After a few minutes, my mom rises from her kneeling position, aided by my father. “We’ll give you a few minutes with your brother.”

This, too, is part of what’s expected of me. My mother holds complete conversations with Dean, or rather, with his headstone. Sometimes she talks to him as if he’s still a little boy, other times she addresses him as the adult he would be now. As a kid, it would freak me the fuck out when my mother dragged me here every Sunday after mass. I had no desire whatsoever to talk to my dead brother, but alas, that did not count.

I know the drill, so as my parents retreat to a respectful distance, I lower myself on the ground after carefully checking for bird poop. I do not want to ruin this gorgeous Hugo Boss I got a few weeks back.

I bow my head a little and fold my arms across my face so my parents can’t see whether I’m speaking or not. How long will we be doing this? It’s been eighteen years since he died, and while I completely understand the loss will always be there, this yearly ritual has gotten so...empty. All of it is empty. Hell, sitting here pretending to talk to him is an empty gesture.
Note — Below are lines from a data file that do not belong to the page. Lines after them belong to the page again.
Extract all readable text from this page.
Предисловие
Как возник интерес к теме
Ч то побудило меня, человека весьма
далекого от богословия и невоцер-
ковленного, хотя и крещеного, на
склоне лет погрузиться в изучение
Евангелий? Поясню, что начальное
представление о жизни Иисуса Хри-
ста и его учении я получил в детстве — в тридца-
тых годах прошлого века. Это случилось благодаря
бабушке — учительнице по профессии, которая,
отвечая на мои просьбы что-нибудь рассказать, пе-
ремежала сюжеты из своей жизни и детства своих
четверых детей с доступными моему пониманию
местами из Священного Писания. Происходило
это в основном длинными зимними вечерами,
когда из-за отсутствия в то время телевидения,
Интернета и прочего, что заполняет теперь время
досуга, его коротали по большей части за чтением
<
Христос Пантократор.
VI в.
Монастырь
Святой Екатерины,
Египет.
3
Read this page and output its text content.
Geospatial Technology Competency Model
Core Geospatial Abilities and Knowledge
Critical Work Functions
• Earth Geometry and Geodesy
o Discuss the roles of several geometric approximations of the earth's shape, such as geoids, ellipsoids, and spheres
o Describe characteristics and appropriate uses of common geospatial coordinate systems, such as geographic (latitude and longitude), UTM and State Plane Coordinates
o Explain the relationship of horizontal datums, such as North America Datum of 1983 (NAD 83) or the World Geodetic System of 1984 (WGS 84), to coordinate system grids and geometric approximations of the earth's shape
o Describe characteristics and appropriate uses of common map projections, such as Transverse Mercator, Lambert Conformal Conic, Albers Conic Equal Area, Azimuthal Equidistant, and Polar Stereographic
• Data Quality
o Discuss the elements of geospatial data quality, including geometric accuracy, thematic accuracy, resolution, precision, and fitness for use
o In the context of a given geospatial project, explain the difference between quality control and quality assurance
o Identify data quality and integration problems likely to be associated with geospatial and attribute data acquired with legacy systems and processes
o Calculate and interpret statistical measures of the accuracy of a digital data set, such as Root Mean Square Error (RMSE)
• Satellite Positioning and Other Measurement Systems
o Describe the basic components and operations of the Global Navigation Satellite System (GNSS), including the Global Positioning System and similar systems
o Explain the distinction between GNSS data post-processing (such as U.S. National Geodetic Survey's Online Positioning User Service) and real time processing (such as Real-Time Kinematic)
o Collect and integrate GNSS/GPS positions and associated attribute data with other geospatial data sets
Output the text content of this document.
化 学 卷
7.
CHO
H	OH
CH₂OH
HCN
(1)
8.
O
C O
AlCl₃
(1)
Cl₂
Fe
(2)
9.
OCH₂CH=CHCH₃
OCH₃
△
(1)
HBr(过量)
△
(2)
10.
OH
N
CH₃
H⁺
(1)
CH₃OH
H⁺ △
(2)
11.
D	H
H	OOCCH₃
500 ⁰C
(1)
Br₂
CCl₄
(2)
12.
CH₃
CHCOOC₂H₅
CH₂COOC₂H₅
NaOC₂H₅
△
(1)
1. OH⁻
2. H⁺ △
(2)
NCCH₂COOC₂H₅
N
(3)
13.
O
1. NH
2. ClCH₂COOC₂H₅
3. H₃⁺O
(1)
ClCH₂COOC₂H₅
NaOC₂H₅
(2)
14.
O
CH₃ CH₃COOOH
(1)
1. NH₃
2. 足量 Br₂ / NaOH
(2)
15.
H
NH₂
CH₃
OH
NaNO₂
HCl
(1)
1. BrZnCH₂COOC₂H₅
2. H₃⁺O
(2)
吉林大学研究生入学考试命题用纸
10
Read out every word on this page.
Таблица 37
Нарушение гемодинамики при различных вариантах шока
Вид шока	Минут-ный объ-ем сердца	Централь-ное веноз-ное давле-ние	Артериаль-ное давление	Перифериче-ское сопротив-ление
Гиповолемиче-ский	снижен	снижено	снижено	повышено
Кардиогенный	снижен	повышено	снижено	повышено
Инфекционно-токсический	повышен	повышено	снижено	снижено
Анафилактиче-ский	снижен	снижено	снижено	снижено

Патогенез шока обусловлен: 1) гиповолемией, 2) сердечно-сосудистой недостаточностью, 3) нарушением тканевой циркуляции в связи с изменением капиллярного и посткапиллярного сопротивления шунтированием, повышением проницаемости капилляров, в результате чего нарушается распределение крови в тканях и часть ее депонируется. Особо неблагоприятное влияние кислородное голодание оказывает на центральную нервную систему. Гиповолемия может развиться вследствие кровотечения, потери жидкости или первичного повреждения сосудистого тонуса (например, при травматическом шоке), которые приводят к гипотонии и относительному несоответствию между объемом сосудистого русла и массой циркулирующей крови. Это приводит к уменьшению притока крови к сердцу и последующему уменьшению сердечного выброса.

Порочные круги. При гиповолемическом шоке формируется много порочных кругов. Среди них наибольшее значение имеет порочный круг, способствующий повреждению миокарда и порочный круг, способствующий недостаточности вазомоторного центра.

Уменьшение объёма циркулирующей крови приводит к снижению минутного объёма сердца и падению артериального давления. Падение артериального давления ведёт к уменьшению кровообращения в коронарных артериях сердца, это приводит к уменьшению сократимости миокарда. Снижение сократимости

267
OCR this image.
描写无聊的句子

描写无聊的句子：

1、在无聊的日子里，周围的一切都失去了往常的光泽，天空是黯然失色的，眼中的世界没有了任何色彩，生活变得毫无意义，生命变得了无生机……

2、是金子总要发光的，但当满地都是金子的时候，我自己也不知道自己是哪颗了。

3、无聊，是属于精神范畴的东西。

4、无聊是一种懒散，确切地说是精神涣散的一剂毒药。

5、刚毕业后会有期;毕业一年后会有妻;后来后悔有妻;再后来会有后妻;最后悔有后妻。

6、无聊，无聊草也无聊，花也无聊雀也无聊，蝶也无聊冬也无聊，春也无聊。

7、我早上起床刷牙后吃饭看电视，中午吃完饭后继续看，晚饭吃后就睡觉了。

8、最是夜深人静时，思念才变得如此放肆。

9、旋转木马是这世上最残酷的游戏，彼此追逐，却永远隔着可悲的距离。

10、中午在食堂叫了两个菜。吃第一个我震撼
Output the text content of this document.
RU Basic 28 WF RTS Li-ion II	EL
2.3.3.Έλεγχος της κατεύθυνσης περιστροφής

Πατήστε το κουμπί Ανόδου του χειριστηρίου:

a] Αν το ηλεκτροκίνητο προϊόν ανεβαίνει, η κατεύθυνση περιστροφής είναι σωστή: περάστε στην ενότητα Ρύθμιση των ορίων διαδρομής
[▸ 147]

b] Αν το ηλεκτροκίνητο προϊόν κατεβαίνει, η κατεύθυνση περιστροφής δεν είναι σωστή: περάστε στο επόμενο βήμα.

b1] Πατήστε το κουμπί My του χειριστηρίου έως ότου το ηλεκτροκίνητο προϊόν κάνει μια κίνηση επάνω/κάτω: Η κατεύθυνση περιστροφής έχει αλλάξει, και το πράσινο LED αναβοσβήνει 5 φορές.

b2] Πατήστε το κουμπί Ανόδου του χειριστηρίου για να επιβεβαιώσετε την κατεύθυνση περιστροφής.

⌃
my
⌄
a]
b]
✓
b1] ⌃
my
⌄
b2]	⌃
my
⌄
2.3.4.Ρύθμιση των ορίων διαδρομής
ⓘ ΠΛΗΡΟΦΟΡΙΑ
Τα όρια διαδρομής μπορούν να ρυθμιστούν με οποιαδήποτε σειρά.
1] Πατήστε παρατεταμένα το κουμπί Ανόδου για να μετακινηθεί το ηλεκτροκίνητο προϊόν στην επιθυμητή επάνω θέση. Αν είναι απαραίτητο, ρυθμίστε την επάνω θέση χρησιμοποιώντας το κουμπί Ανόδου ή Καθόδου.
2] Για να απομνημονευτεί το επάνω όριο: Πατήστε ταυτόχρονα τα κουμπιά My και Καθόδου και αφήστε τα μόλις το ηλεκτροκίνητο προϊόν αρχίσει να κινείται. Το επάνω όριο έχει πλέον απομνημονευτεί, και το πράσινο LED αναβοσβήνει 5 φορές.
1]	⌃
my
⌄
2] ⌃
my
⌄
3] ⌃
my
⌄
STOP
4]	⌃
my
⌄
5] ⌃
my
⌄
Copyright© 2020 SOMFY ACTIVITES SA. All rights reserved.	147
I’m not an atheist, which is probably surprising considering I do gay porn. I guess my Catholic upbringing stuck enough with me that I can’t dismiss the possibility of God’s existence out of hand. So, I don’t know if there’s a heaven, but if there is, I’m sure there would’ve been a spot for a cute little boy with gorgeous chocolate eyes.

I sit quietly for a few minutes, a fine sweat breaking out on my back in the sweltering sun. When I think it’s been long enough, I rise to my feet and say the only words I ever speak to my brother each year. “I’m sorry I lived.”